Just two weeks after being charged in U.S. District Court with scheming to defraud its workers of wages earned and required union pension fund contributions, two high-ranking officials of the construction firm in charge of Riverside’s downtown streetscape makeover have pleaded guilty.

Joseph Lampignano, vice president of A Lamp Road Builders, entered a plea of guilty to one count of mail fraud on June 3 in front of Judge Sara Ellis. Giovanni “John” Traversa, the company’s general superintendent, pleaded guilty to lying to federal investigators.

 According to the plea agreement filed by the court, the maximum penalty for mail fraud is 20 years in prison and a maximum fine of $250,000, but federal sentencing guidelines suggest prosecutors will seek between 51 and 63 months of jail time for Lampignano.

The plea agreement states that, prior to sentencing, Lampignano must pay $64,000 in restitution to 11 laborers from whom he sought kickbacks after A Lamp settled a prior civil lawsuit, forcing the company to pay back wages and pension benefits related to the fraud scheme.

Likewise, the maximum prison sentence for lying to federal agents is five years and a $250,000 fine, but Traversa’s plea agreement suggests that prosecutors will ask for a prison sentence of between 12 and 18 months and a $3,000 fine. 

The sentencing guidelines, however, are advisory, and both men could avoid prison all together.

Prosecutors called out both defendants’ quick pleas, which avoided preparation for trial, and their “recognition and affirmative acceptance of personal responsibility for their criminal conduct” as mitigating factors in sentencing.

Between 2008 and 2013, Lampignano skirted prevailing wage laws by underpaying laborers and making less-than-required contributions to the union pension fund. State law required A Lamp Road Builders to pay union-scale wages to laborers working on multi-million dollar government projects.

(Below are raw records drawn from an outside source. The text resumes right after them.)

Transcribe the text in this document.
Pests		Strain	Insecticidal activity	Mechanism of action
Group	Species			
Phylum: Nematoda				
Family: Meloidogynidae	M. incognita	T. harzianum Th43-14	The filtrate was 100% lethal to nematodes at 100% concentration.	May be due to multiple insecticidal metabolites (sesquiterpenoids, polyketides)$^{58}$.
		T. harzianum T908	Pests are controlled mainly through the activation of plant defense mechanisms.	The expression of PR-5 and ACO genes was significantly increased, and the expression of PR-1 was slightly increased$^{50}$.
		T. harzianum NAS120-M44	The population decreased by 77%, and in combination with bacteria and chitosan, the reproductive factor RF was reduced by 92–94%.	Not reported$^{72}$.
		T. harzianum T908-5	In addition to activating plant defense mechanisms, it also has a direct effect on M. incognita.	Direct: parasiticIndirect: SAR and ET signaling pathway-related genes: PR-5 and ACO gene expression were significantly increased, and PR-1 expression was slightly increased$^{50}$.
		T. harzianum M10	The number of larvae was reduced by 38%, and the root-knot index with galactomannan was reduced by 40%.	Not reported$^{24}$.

Lampignano schemed to pay less than union scale by over reporting the rate paid to workers and under reporting the number of hours they worked. In total, Lampignano under paid workers and the pension fund by $2.6 million between 2008 and 2013, according to the plea agreement.

In 2013, A Lamp Road Builders settled a civil lawsuit related to the scheme, agreeing to pay about $1.5 million in unpaid wages and pension benefits. While that money was paid out per the agreement, Lampignano sought $140,000 in kickbacks from some of the 24 workers who were paid the back wages as part of the settlement.

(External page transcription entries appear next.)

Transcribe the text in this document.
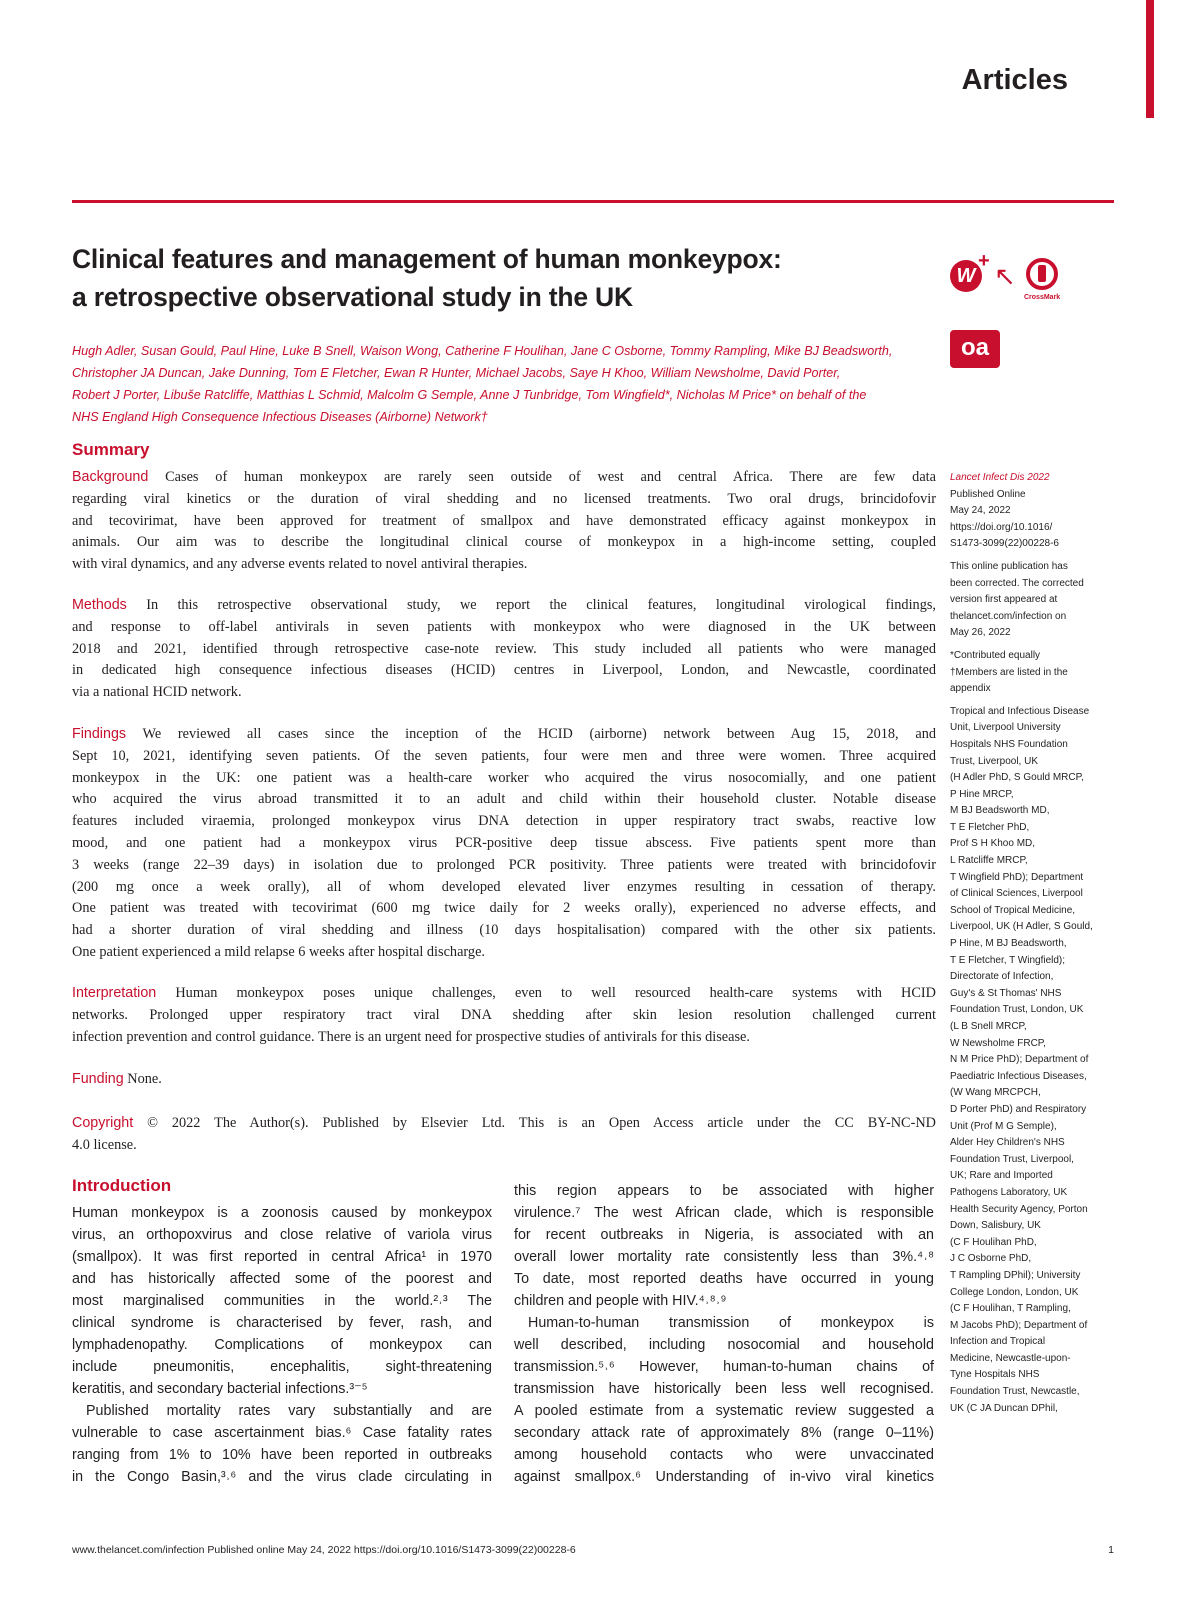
Articles
Clinical features and management of human monkeypox:
a retrospective observational study in the UK
W
+
↖
CrossMark
oa
Hugh Adler, Susan Gould, Paul Hine, Luke B Snell, Waison Wong, Catherine F Houlihan, Jane C Osborne, Tommy Rampling, Mike BJ Beadsworth,
Christopher JA Duncan, Jake Dunning, Tom E Fletcher, Ewan R Hunter, Michael Jacobs, Saye H Khoo, William Newsholme, David Porter,
Robert J Porter, Libuše Ratcliffe, Matthias L Schmid, Malcolm G Semple, Anne J Tunbridge, Tom Wingfield*, Nicholas M Price* on behalf of the
NHS England High Consequence Infectious Diseases (Airborne) Network†
Summary
Background Cases of human monkeypox are rarely seen outside of west and central Africa. There are few data
regarding viral kinetics or the duration of viral shedding and no licensed treatments. Two oral drugs, brincidofovir
and tecovirimat, have been approved for treatment of smallpox and have demonstrated efficacy against monkeypox in
animals. Our aim was to describe the longitudinal clinical course of monkeypox in a high-income setting, coupled
with viral dynamics, and any adverse events related to novel antiviral therapies.
Methods In this retrospective observational study, we report the clinical features, longitudinal virological findings,
and response to off-label antivirals in seven patients with monkeypox who were diagnosed in the UK between
2018 and 2021, identified through retrospective case-note review. This study included all patients who were managed
in dedicated high consequence infectious diseases (HCID) centres in Liverpool, London, and Newcastle, coordinated
via a national HCID network.
Findings We reviewed all cases since the inception of the HCID (airborne) network between Aug 15, 2018, and
Sept 10, 2021, identifying seven patients. Of the seven patients, four were men and three were women. Three acquired
monkeypox in the UK: one patient was a health-care worker who acquired the virus nosocomially, and one patient
who acquired the virus abroad transmitted it to an adult and child within their household cluster. Notable disease
features included viraemia, prolonged monkeypox virus DNA detection in upper respiratory tract swabs, reactive low
mood, and one patient had a monkeypox virus PCR-positive deep tissue abscess. Five patients spent more than
3 weeks (range 22–39 days) in isolation due to prolonged PCR positivity. Three patients were treated with brincidofovir
(200 mg once a week orally), all of whom developed elevated liver enzymes resulting in cessation of therapy.
One patient was treated with tecovirimat (600 mg twice daily for 2 weeks orally), experienced no adverse effects, and
had a shorter duration of viral shedding and illness (10 days hospitalisation) compared with the other six patients.
One patient experienced a mild relapse 6 weeks after hospital discharge.
Interpretation Human monkeypox poses unique challenges, even to well resourced health-care systems with HCID
networks. Prolonged upper respiratory tract viral DNA shedding after skin lesion resolution challenged current
infection prevention and control guidance. There is an urgent need for prospective studies of antivirals for this disease.
Funding None.
Copyright © 2022 The Author(s). Published by Elsevier Ltd. This is an Open Access article under the CC BY-NC-ND
4.0 license.
Lancet Infect Dis 2022
Published Online
May 24, 2022
https://doi.org/10.1016/
S1473-3099(22)00228-6
This online publication has
been corrected. The corrected
version first appeared at
thelancet.com/infection on
May 26, 2022
*Contributed equally
†Members are listed in the
appendix
Tropical and Infectious Disease
Unit, Liverpool University
Hospitals NHS Foundation
Trust, Liverpool, UK
(H Adler PhD, S Gould MRCP,
P Hine MRCP,
M BJ Beadsworth MD,
T E Fletcher PhD,
Prof S H Khoo MD,
L Ratcliffe MRCP,
T Wingfield PhD); Department
of Clinical Sciences, Liverpool
School of Tropical Medicine,
Liverpool, UK (H Adler, S Gould,
P Hine, M BJ Beadsworth,
T E Fletcher, T Wingfield);
Directorate of Infection,
Guy's & St Thomas' NHS
Foundation Trust, London, UK
(L B Snell MRCP,
W Newsholme FRCP,
N M Price PhD); Department of
Paediatric Infectious Diseases,
(W Wang MRCPCH,
D Porter PhD) and Respiratory
Unit (Prof M G Semple),
Alder Hey Children's NHS
Foundation Trust, Liverpool,
UK; Rare and Imported
Pathogens Laboratory, UK
Health Security Agency, Porton
Down, Salisbury, UK
(C F Houlihan PhD,
J C Osborne PhD,
T Rampling DPhil); University
College London, London, UK
(C F Houlihan, T Rampling,
M Jacobs PhD); Department of
Infection and Tropical
Medicine, Newcastle-upon-
Tyne Hospitals NHS
Foundation Trust, Newcastle,
UK (C JA Duncan DPhil,
Introduction
Human monkeypox is a zoonosis caused by monkeypox
virus, an orthopoxvirus and close relative of variola virus
(smallpox). It was first reported in central Africa¹ in 1970
and has historically affected some of the poorest and
most marginalised communities in the world.²˒³ The
clinical syndrome is characterised by fever, rash, and
lymphadenopathy. Complications of monkeypox can
include pneumonitis, encephalitis, sight-threatening
keratitis, and secondary bacterial infections.³⁻⁵
Published mortality rates vary substantially and are
vulnerable to case ascertainment bias.⁶ Case fatality rates
ranging from 1% to 10% have been reported in outbreaks
in the Congo Basin,³˒⁶ and the virus clade circulating in
this region appears to be associated with higher
virulence.⁷ The west African clade, which is responsible
for recent outbreaks in Nigeria, is associated with an
overall lower mortality rate consistently less than 3%.⁴˒⁸
To date, most reported deaths have occurred in young
children and people with HIV.⁴˒⁸˒⁹
Human-to-human transmission of monkeypox is
well described, including nosocomial and household
transmission.⁵˒⁶ However, human-to-human chains of
transmission have historically been less well recognised.
A pooled estimate from a systematic review suggested a
secondary attack rate of approximately 8% (range 0–11%)
among household contacts who were unvaccinated
against smallpox.⁶ Understanding of in-vivo viral kinetics
www.thelancet.com/infection Published online May 24, 2022 https://doi.org/10.1016/S1473-3099(22)00228-6	1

Lampignano provided Traversa with a list of names and the amounts he wanted those workers to repay, according to the plea agreement. Workers kicked back $64,000 to the company.

But in January 2014, when agents from the FBI and the U.S. Department of Labor’s Office of the Inspector General interviewed Traversa about the kickback scheme, he lied about his role.

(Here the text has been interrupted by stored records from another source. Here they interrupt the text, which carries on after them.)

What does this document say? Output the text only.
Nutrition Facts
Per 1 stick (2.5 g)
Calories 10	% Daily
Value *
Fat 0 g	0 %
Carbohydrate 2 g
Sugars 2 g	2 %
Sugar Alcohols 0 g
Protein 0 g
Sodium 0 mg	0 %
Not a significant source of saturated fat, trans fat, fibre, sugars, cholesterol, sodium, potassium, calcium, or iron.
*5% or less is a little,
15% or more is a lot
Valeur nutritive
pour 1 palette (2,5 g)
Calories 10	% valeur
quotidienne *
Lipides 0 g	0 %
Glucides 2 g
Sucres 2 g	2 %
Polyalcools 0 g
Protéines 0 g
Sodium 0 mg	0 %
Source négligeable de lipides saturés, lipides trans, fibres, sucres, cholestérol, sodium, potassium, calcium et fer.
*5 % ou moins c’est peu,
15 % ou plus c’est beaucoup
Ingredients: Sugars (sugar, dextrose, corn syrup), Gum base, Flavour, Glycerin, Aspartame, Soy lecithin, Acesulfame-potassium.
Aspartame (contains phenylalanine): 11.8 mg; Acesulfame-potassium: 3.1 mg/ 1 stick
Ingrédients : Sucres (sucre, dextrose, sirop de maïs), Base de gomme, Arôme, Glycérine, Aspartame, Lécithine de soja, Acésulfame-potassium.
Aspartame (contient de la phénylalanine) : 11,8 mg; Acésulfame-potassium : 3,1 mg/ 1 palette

Both men posted $4,500 bond and await sentencing on Sept. 20 at the Everett M. Dirksen United States Courthouse in Chicago.

Lampignano’s attorney is Joseph J. Duffy, probably best known for defending former Gov. Rod Blagojevich’s political fundraiser Antoin “Tony” Rezko, who was convicted in 2011 of extorting money from companies who wanted to do business with the state.

The case is not related to the streetscape project being carried out in downtown Riverside this summer.

A Lamp Road Builders obtained its contract in Riverside through the Illinois Department of Transportation, which served as the lead agency for the East Burlington Street streetscape improvements.

IDOT handled competitive bidding and awarding of contracts because the project is being funded primarily with state and federal grant money. The criminal lawsuit against the company did not affect construction, according to Riverside officials.